Aussi tente-t-elle quand même d’insuffler encore un peu d’espoir, en ranimant le témoignage de la vieille grand-mère réfugiée, Zépur Medzbakian, proposé comme offrande, d’une autre histoire de survie toujours possible dans l’Histoire. Un témoignage qui fait ainsi l’ouverture et le final de ce requiem d’une analysante devenue dans sa vie une écrivaine traductrice de Freud, mais d’abord, aussi et encore traductrice de son propre héritage de la catastrophe familiale et collective du siècle dernier.

Née de parents survivants réfugiés bien accueillis et intégrés en France, Janine Altounian fait en effet, avec ce recueil-là et ses précédents, beaucoup plus que décrire et traduire le trauma d’une famille, d’un peuple et de l’histoire. Telle une sorte d’Antigone de nos temps, elle poursuit et parachève en ses lignes exploratrices son inlassable et vibrant tissage de suaires, dignes linceuls dont le dicible, ainsi durable, peut envelopper et relier, aux fils résurgents de ses émotions profondes, les infâmants et mortels outrages de tous ces exilés rescapés de la mort, de ces persécutés aux vies hantées par tous ces autres laissés sans sépulture et sans apaisement, étreignant depuis un siècle leurs âmes blessées de survivants du génocide arménien.
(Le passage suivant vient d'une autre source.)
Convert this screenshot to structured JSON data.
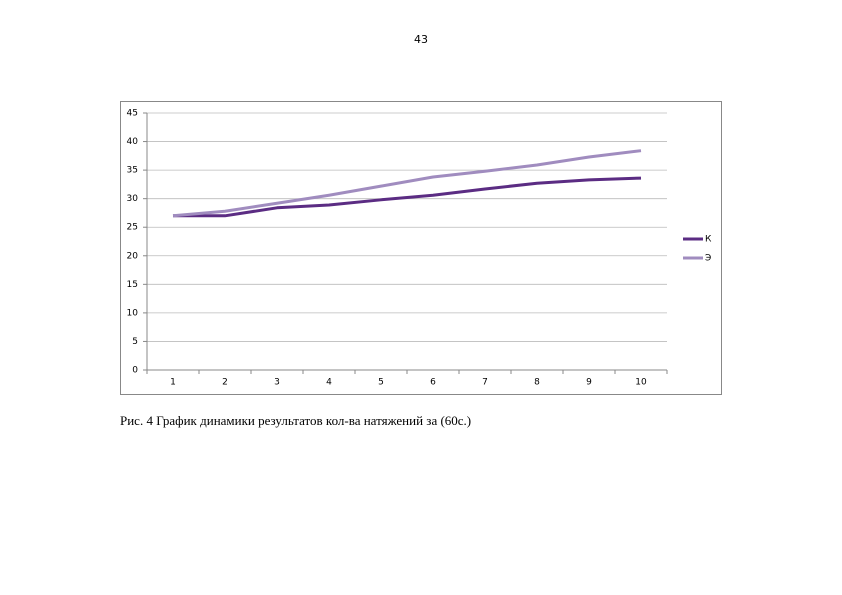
{
  "page_number": "43",
  "chart_data": {
    "type": "line",
    "categories": [
      "1",
      "2",
      "3",
      "4",
      "5",
      "6",
      "7",
      "8",
      "9",
      "10"
    ],
    "series": [
      {
        "name": "К",
        "color": "#5b2c83",
        "values": [
          27.0,
          27.0,
          28.4,
          28.9,
          29.8,
          30.6,
          31.7,
          32.7,
          33.3,
          33.6
        ]
      },
      {
        "name": "Э",
        "color": "#a08cbf",
        "values": [
          27.0,
          27.8,
          29.2,
          30.6,
          32.2,
          33.8,
          34.8,
          35.9,
          37.3,
          38.4
        ]
      }
    ],
    "ylim": [
      0,
      45
    ],
    "yticks": [
      0,
      5,
      10,
      15,
      20,
      25,
      30,
      35,
      40,
      45
    ],
    "grid": true,
    "legend": "right"
  },
  "caption": "Рис. 4 График динамики результатов кол-ва натяжений за (60с.)"
}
Avec L’effacement des lieux, la retraversée intergénérationnelle de Janine Altounian vient réanimer avec émotion des questions cruciales pour l’ensemble de l’humanité ; questions laissées en déréliction, sans solution de pensée depuis le début du XXe siècle, ce dont les impasses confondantes de notre histoire technocratique contemporaine témoignent aujourd’hui.